All the indicators suggest India has recently begun the surge of an historic economic trajectory that has its roots in changes first initiated more than thirty years ago. The list of indicators is long and intricate and include a major transformation of the nation’s infrastructure, a prerequisite for broader economic advancement, regulatory reform, the growing digitisation of the economy and the emergence of new commercial agents that promise to dominate India’s economic future. There is also an apparent change in political consciousness in important areas of the country, with more concern among voters about the quality of governance than parochial identity politics. Nevertheless, the phenomenon is still uneven and remains a potentially significant challenge to stable governance. The upshot of these economic and political developments has been evidence of India coping with the on-going global economic disruptions better than most. It has also managed to deal, so far, with the serious Covid pandemic with an impressive display of political self-confidence and organisational prowess.

Yet, such changes, of the kind being witnessed in contemporary India and accelerating since 2014, after a decade-long hiatus, are embedded in a significant political context. Its importance cannot be underestimated nor is there any guarantee that this arguably positive political context is inevitably durable. A major factor of the present political setting is the primacy of prime minister Narendra Modi in Delhi and his wider political role. He has been the driving force of contemporary change in India with a focus that is unique and, likely, problematic to replicate. There are some other examples of economic transformation within India that are also notable, for example, in Madhya Pradesh and Chhattisgarh and Maharashtra for a period, the latter perhaps experiencing a possible renaissance now too. But the phenomenon of Narendra Modi’s is probably unique and the principal reason for the change in the quality of governance and the economic transformation that have been unleashed in India nationally. Weighty foreign policy successes have also been registered and these two layers of change, domestic and foreign, have reinforced each other.

How the ongoing current transformation of India will likely impact its longer-run historical evolution is not easy to anticipate despite confident predictions about its global economic status within the next twenty-five years. As far as one can infer, the political economy of prime minister Narendra Modi’s strategy seems, in the main, to be the delivery of a whole range of essential public services to the mass of ordinary people, combined with effective methods for doing so. These have been unequivocally spectacular and unprecedented and clearly the reason for the high esteem in which voters hold him. There have also been a host of symbolic religious gestures and social policies that have inspired the majority community. These economic and political measures have combined with major foreign policy accomplishments that are carrying an appeal for many. Yet, no far-reaching and durable attempt has been made to mobilise India’s majority and especially in the imperative BJP heartland, by adopting policies that would galvanise them and inhibit the possibility of their electoral defection indefinitely.

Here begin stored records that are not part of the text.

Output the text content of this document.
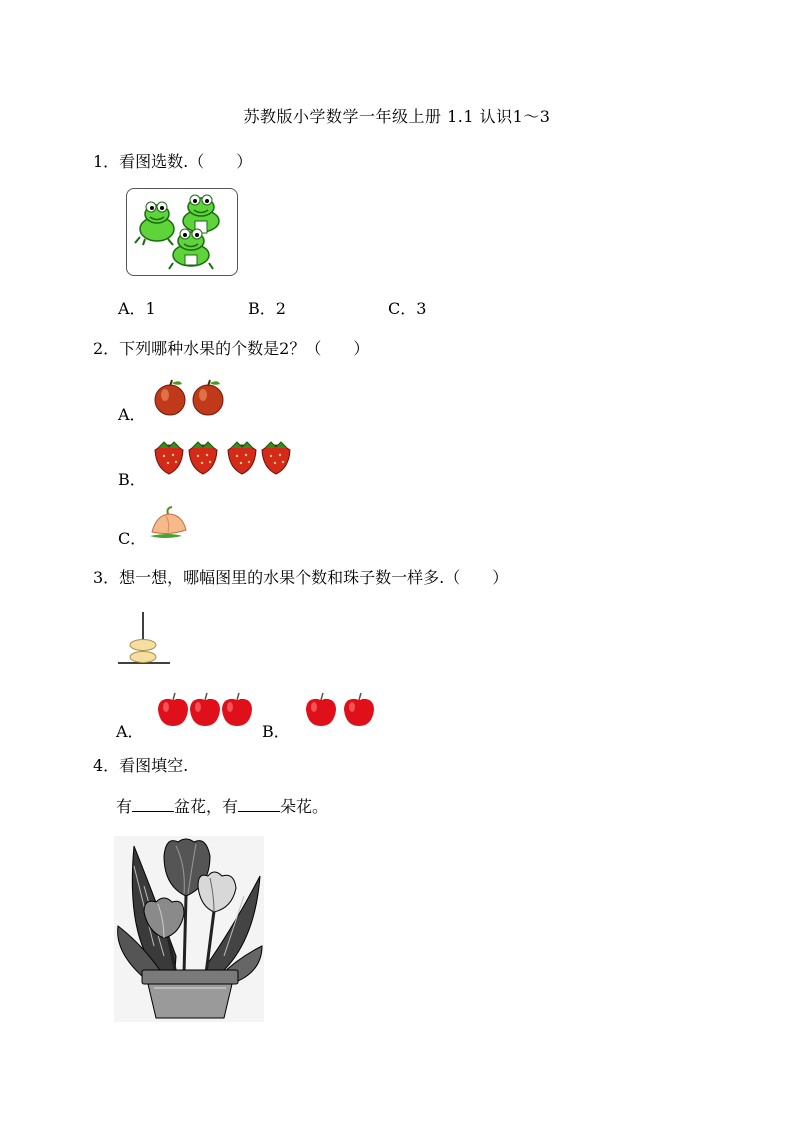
苏教版小学数学一年级上册 1.1 认识1～3
1．看图选数.（　　）
A．1	B．2	C．3
2．下列哪种水果的个数是2？（　　）
A．
B．
C．
3．想一想，哪幅图里的水果个数和珠子数一样多.（　　）
A．	B．
4．看图填空.
有	盆花，有	朵花。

On the contrary, Hindu temples remain under the occupation of hostile secular forces. They are systematically destroying the heritage of India’s ancient civilisational identity with alarming long-term consequences not achieved by earlier iconoclasts. In addition, there has only been a dismayingly feeble attempt to alter India’s dangerously corrosive prevailing national narrative without imaginative countermeasures, forcefully implemented. There are also apparently two startling ideas that hold sway over the current political dispensation as well as the leadership of its wider national socio-political base. The first is that good governance will conquer the political terrain across the religious divide, which appears to be a case of triumph of hope over experience. The second seems to have been somewhat unthinkingly adopted out of perceived contingent necessity. It entails a conviction that India’s historic transformation can be achieved through the existing bureaucracy, with the help of American management consultants. These are staggeringly optimistic beliefs and one searches in vain for a convincing rationale. The potential consequences if the NDA falters as a result of such missteps would be a threat to India’s very survival as a sovereign polity, with the catastrophic electoral triumph of a fractious coalition national government, compromised by foreign interests.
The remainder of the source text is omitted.